Maltrattamenti in famiglia, lo sono anche gli schiaffi educativi ai figli?

di Avv. Federica Mendola

Una sentenza della Cassazione chiarisce gli ambiti

“Gentile Avvocato, il mese scorso abbiamo ritirato la pagella di mio figlio, 14enne. Quando ho visto la sfilza di mediocri sufficienze, l’ho rimproverato a voce. Lui ha reagito rispondendomi male. A quel punto, gli ho dato uno schiaffo. Non era mai successo prima che io alzassi le mani su mio figlio, ma l’ho fatto per la sua educazione. Ora mia moglie mi ha denunciato per maltrattamenti in famiglia. Come posso difendermi?”

La risposta a questa domanda rende necessaria una preliminare distinzione tra due reati previsti dal nostro codice penale, tra i delitti contro la famiglia: il reato di abuso dei mezzi correttivi e il reato di maltrattamenti in famiglia. Commette il primo reato chiunque abusa dei “mezzi di correzione o di disciplina” in danno della persona sottoposta alla propria responsabilità genitoriale, o a lui affidata per ragione di educazione, istruzione, cura, vigilanza.

Alla base di questa ipotesi, dai più ritenuta antiquata, c’è l’idea medievale dei rapporti familiari fortemente gerarchizzati e il riconoscimento ai genitori dello ius corrigendi, che legittimava l’uso della violenza fisica o morale. Questa norma è sopravvissuta all’evoluzione sociale ed è ancora presente nel nostro codice. Oggi trova il proprio fondamento nel “diritto-dovere” dei genitori di educare e istruire i figli, sancito dall’art. 30 della costituzione.

Al di là della collocazione tra i delitti contro la famiglia, l’ambito di applicazione soggettivo di questo reato è molto ampio: l’autore può essere il genitore, l’insegnante, l’istruttore sportivo e anche la baby-sitter. E la condotta scatenante può essere anche un solo episodio di abuso dei mezzi correttivi, che in via ordinaria sono consentiti: per esempio il divieto temporaneo di giocare ai videogiochi o di uscire, il ritiro del cellulare o l’obbligo di riparare la marachella commessa.

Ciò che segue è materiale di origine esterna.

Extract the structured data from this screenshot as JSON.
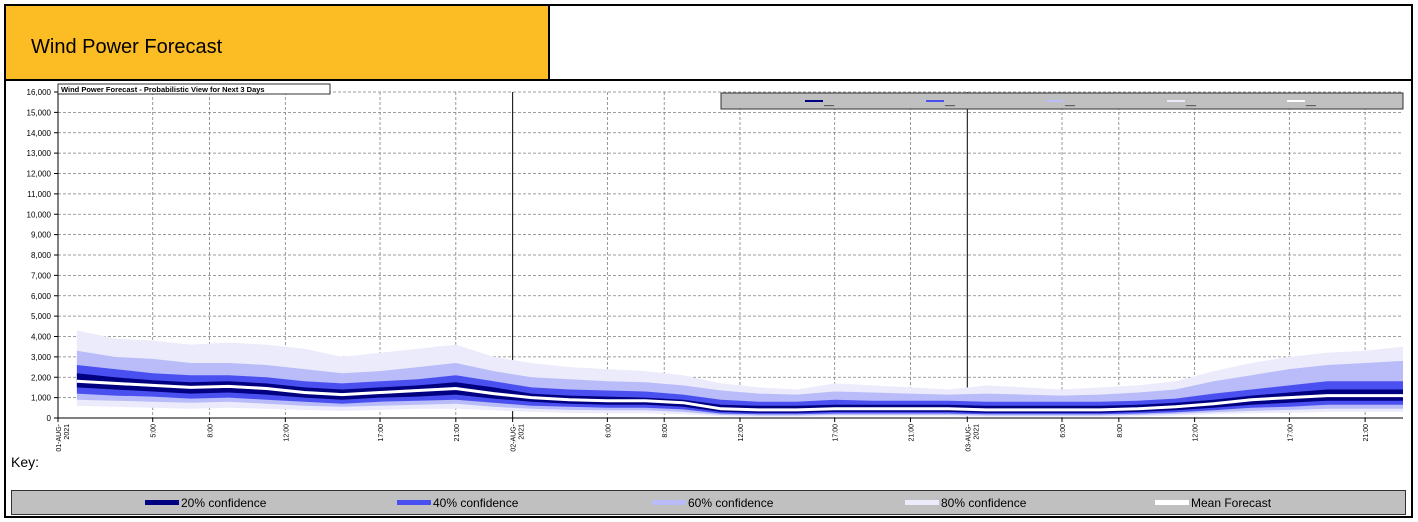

Ed è proprio in questo aspetto che si differenzia dal più grave reato di maltrattamenti in famiglia. Commette questo reato chiunque maltratta una persona appartenente alla sua famiglia o convivente o una persona sottoposta alla propria autorità o che gli è stata affidata per ragioni di educazione, istruzione, cura, vigilanza o custodia o per l’esercizio di una professione o di un’arte. Sebbene la norma non lo espliciti, il reato di maltrattamenti si configura solo quando la condotta maltrattante è abituale.

Proprio sulla differenza tra i due reati è intervenuta a giugno 2020 la Corte di Cassazione. La Suprema Corte ha, prima, delimitato i confini del reato di abuso dei mezzi di correzione e ribadito che questo presuppone l’uso non appropriato di metodi o comportamenti correttivi, e, poi, ha chiarito che “deve ritenersi integrato il reato di maltrattamenti in famiglia e non di abuso dei mezzi correttivi laddove i fatti sono connotati da reiterata violenza materiale e morale”.

Dunque, Gentile Signore, un solo schiaffo non configura certamente il reato di maltrattamento in famiglia.

La portata di questa sentenza, dunque, si spinge sino a sovvertire l’originaria concezione del reato di abuso dei mezzi correttivi: l’uso della violenza per fini correttivi o educativi non è mai consentito. A seconda che la condotta violenta sia abituale o meno, si configurerà il reato di maltrattamenti in famiglia, nel primo caso, o il reato di abuso dei mezzi correttivi, nel secondo caso.